The theory also claims that chloroplasts would appeared through endosymbiosis due to the entry of photosynthetic prokaryotes into aerobic eukaryotes, establishing a mutualist ecological interaction.
The fact that chloroplasts are the organelles responsible for photosynthesis in plants leads to the supposition that before symbiosis, they were autotrophic prokaryotes. Mitochondria are assumed to have once been aerobic prokaryotes because they are the center of aerobic cellular respiration, the powerhouse of eukaryotic cells.
The endosymbiotic hypothesis to explain the emergence of aerobic and autotrophic eukaryotic organisms is further strengthened by the following evidence: chloroplasts as well as mitochondria have their own DNA, which is similar to bacterial DNA; chloroplasts and mitochondria reproduce asexually by binary division, like bacteria do; both have ribosomes and synthesize proteins.

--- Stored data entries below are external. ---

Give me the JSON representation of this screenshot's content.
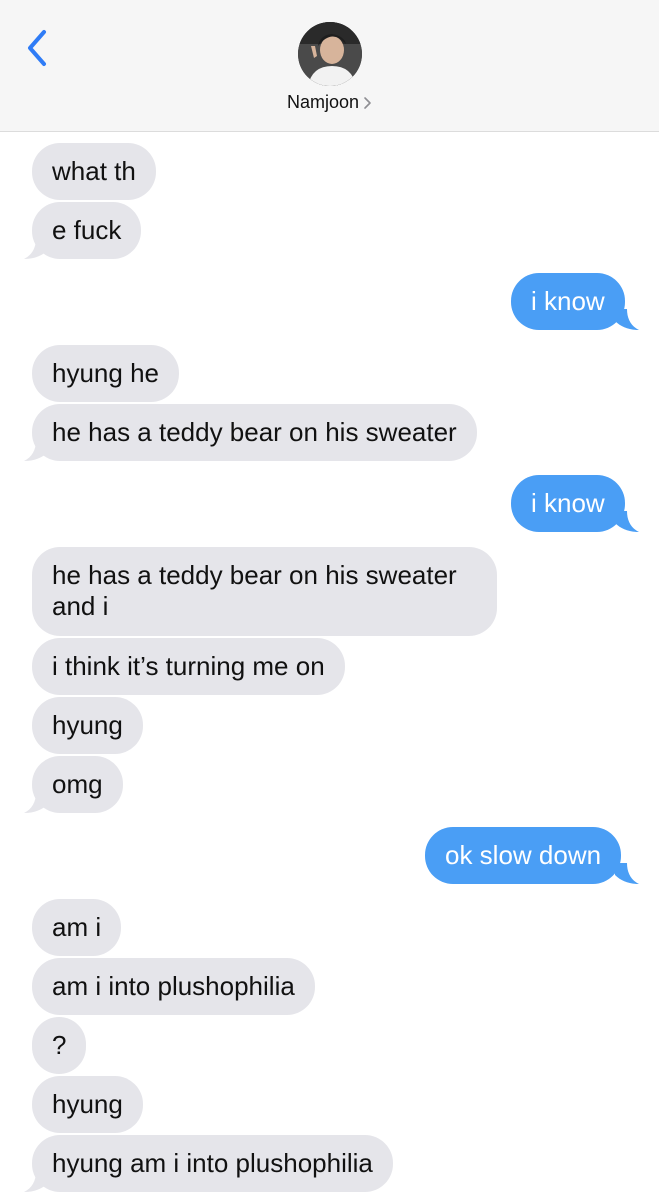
{
  "header": {
    "contact_name": "Namjoon",
    "back_icon": "chevron-left-icon",
    "avatar": "contact-avatar"
  },
  "colors": {
    "received_bubble": "#e5e5ea",
    "sent_bubble": "#4a9ef5",
    "back_accent": "#2f7cf6"
  },
  "messages": [
    {
      "from": "them",
      "text": "what th"
    },
    {
      "from": "them",
      "text": "e fuck"
    },
    {
      "from": "me",
      "text": "i know"
    },
    {
      "from": "them",
      "text": "hyung he"
    },
    {
      "from": "them",
      "text": "he has a teddy bear on his sweater"
    },
    {
      "from": "me",
      "text": "i know"
    },
    {
      "from": "them",
      "text": "he has a teddy bear on his sweater and i"
    },
    {
      "from": "them",
      "text": "i think it’s turning me on"
    },
    {
      "from": "them",
      "text": "hyung"
    },
    {
      "from": "them",
      "text": "omg"
    },
    {
      "from": "me",
      "text": "ok slow down"
    },
    {
      "from": "them",
      "text": "am i"
    },
    {
      "from": "them",
      "text": "am i into plushophilia"
    },
    {
      "from": "them",
      "text": "?"
    },
    {
      "from": "them",
      "text": "hyung"
    },
    {
      "from": "them",
      "text": "hyung am i into plushophilia"
    }
  ]
}
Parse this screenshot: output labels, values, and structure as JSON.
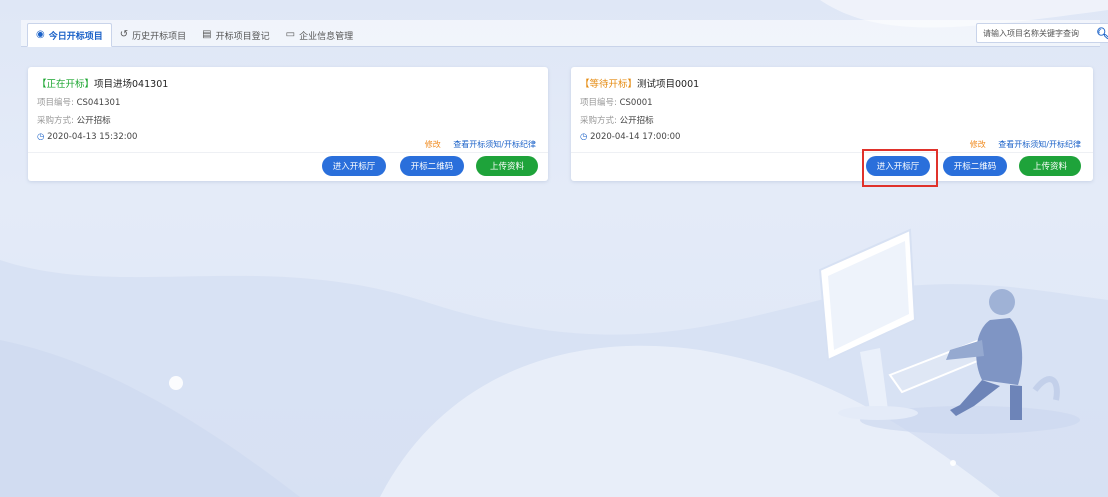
{
  "tabs": [
    {
      "label": "今日开标项目",
      "icon": "user-circle-icon",
      "glyph": "◉"
    },
    {
      "label": "历史开标项目",
      "icon": "history-icon",
      "glyph": "↺"
    },
    {
      "label": "开标项目登记",
      "icon": "document-icon",
      "glyph": "▤"
    },
    {
      "label": "企业信息管理",
      "icon": "monitor-icon",
      "glyph": "▭"
    }
  ],
  "search": {
    "placeholder": "请输入项目名称关键字查询",
    "icon": "search-icon"
  },
  "cards": [
    {
      "status": "【正在开标】",
      "name": "项目进场041301",
      "code_label": "项目编号:",
      "code": "CS041301",
      "method_label": "采购方式:",
      "method": "公开招标",
      "time": "2020-04-13 15:32:00",
      "edit_link": "修改",
      "view_link": "查看开标须知/开标纪律",
      "buttons": [
        "进入开标厅",
        "开标二维码",
        "上传资料"
      ]
    },
    {
      "status": "【等待开标】",
      "name": "测试项目0001",
      "code_label": "项目编号:",
      "code": "CS0001",
      "method_label": "采购方式:",
      "method": "公开招标",
      "time": "2020-04-14 17:00:00",
      "edit_link": "修改",
      "view_link": "查看开标须知/开标纪律",
      "buttons": [
        "进入开标厅",
        "开标二维码",
        "上传资料"
      ]
    }
  ],
  "colors": {
    "accent": "#1b62c8",
    "button_blue": "#2a6fdb",
    "button_green": "#1ea33a",
    "status_live": "#1aa52f",
    "status_wait": "#e58a0e",
    "edit_link": "#f08a1e",
    "highlight": "#e0322b"
  }
}
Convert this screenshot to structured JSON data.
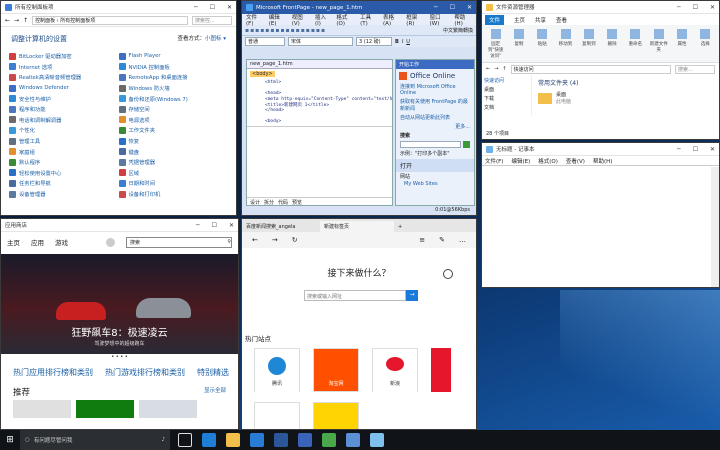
{
  "cp": {
    "title": "所有控制面板项",
    "path": "控制面板 › 所有控制面板项",
    "search": "搜索控...",
    "heading": "调整计算机的设置",
    "view_label": "查看方式：",
    "view_value": "小图标 ▾",
    "left": [
      "BitLocker 驱动器加密",
      "Internet 选项",
      "Realtek高清晰音频管理器",
      "Windows Defender",
      "安全性与维护",
      "程序和功能",
      "电话和调制解调器",
      "个性化",
      "管理工具",
      "家庭组",
      "默认程序",
      "轻松使用设置中心",
      "任务栏和导航",
      "设备管理器"
    ],
    "right": [
      "Flash Player",
      "NVIDIA 控制面板",
      "RemoteApp 和桌面连接",
      "Windows 防火墙",
      "备份和还原(Windows 7)",
      "存储空间",
      "电源选项",
      "工作文件夹",
      "恢复",
      "键盘",
      "凭据管理器",
      "区域",
      "日期和时间",
      "设备和打印机"
    ]
  },
  "fp": {
    "title": "Microsoft FrontPage - new_page_1.htm",
    "menu": [
      "文件(F)",
      "编辑(E)",
      "视图(V)",
      "插入(I)",
      "格式(O)",
      "工具(T)",
      "表格(A)",
      "框架(R)",
      "窗口(W)",
      "帮助(H)"
    ],
    "style": "普通",
    "font": "宋体",
    "size": "3 (12 磅)",
    "help_hint": "中文繁簡轉換",
    "tab": "new_page_1.htm",
    "tag": "<body>",
    "code": [
      "<html>",
      "",
      "<head>",
      "<meta http-equiv=\"Content-Type\" content=\"text/h",
      "<title>新建网页 1</title>",
      "</head>",
      "",
      "<body>"
    ],
    "pane_title": "开始工作",
    "office": "Office Online",
    "links": [
      "连接到 Microsoft Office Online",
      "获取有关使用 FrontPage 的最新新闻",
      "自动从网站更新此列表"
    ],
    "more": "更多...",
    "search_label": "搜索",
    "example": "示例：\"打印多个副本\"",
    "open_label": "打开",
    "sites": "网站",
    "site1": "My Web Sites",
    "views": [
      "设计",
      "拆分",
      "代码",
      "预览"
    ],
    "status": "0:01@56Kbps"
  },
  "fe": {
    "title": "文件资源管理器",
    "tabs": [
      "文件",
      "主页",
      "共享",
      "查看"
    ],
    "ribbon": [
      "固定到\"快速访问\"",
      "复制",
      "粘贴",
      "移动到",
      "复制到",
      "删除",
      "重命名",
      "新建文件夹",
      "属性",
      "选择"
    ],
    "groups": [
      "剪贴板",
      "组织",
      "新建",
      "打开"
    ],
    "path": "快速访问",
    "search": "搜索...",
    "nav": [
      "快速访问",
      "桌面",
      "下载",
      "文档"
    ],
    "section": "常用文件夹 (4)",
    "folder": "桌面",
    "folder_sub": "此电脑",
    "status": "28 个项目"
  },
  "np": {
    "title": "无标题 - 记事本",
    "menu": [
      "文件(F)",
      "编辑(E)",
      "格式(O)",
      "查看(V)",
      "帮助(H)"
    ]
  },
  "st": {
    "title": "应用商店",
    "nav": [
      "主页",
      "应用",
      "游戏"
    ],
    "search": "搜索",
    "hero_title": "狂野飙车8：极速凌云",
    "hero_sub": "驾驶梦想中的超级跑车",
    "links": [
      "热门应用排行榜和类别",
      "热门游戏排行榜和类别",
      "特别精选"
    ],
    "rec": "推荐",
    "show_all": "显示全部"
  },
  "ed": {
    "tabs": [
      "百度新闻搜索_angela",
      "新建标签页"
    ],
    "heading": "接下来做什么？",
    "search": "搜索或输入网址",
    "hot": "热门站点",
    "tiles": [
      {
        "label": "腾讯",
        "color": "#1f88d6"
      },
      {
        "label": "淘宝网",
        "color": "#ff5000"
      },
      {
        "label": "新浪",
        "color": "#e6162d"
      }
    ],
    "tiles2": [
      {
        "label": "",
        "color": "#ffffff"
      },
      {
        "label": "",
        "color": "#ffd400"
      }
    ]
  },
  "taskbar": {
    "search": "有问题尽管问我"
  }
}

The heterotrophic hypothesis claims that the first living organisms were fermenting heterotrophs. Fermentation released carbon dioxide (CO₂) and the atmosphere then became rich in this gas. Through mutation and natural selection, organisms capable of using carbon dioxide and light to synthesize organic material appeared. These would have been the first photosynthetic organisms (and which were also fermenting organisms, since there was no abundance of oxygen).
Since photosynthesis is a reaction that releases molecular oxygen, with the emergence of fermenting autotrophs, this gas became available. Some organisms then developed aerobic respiration using O₂, a highly efficient method to produce energy.
It is more probable that photosynthetic prokaryotes appeared before aerobic eukaryotes because, without photosynthesis, the earth's atmosphere would not be rich in molecular oxygen and, without oxygen, the existence of aerobic organisms would not be possible.
Ultraviolet radiation from the sun was not prevented from reaching the surface of primitive earth. Therefore, the development of life on dry land or even near the surface of the sea was impossible (it is probable that the first living organisms lived submerged in deep water to avoid destruction by solar radiation). This was only possible after the appearance of photosynthetic organisms and the subsequent filling of the atmosphere with oxygen released by them to form the atmospheric ozone layer that filters ultraviolet radiation.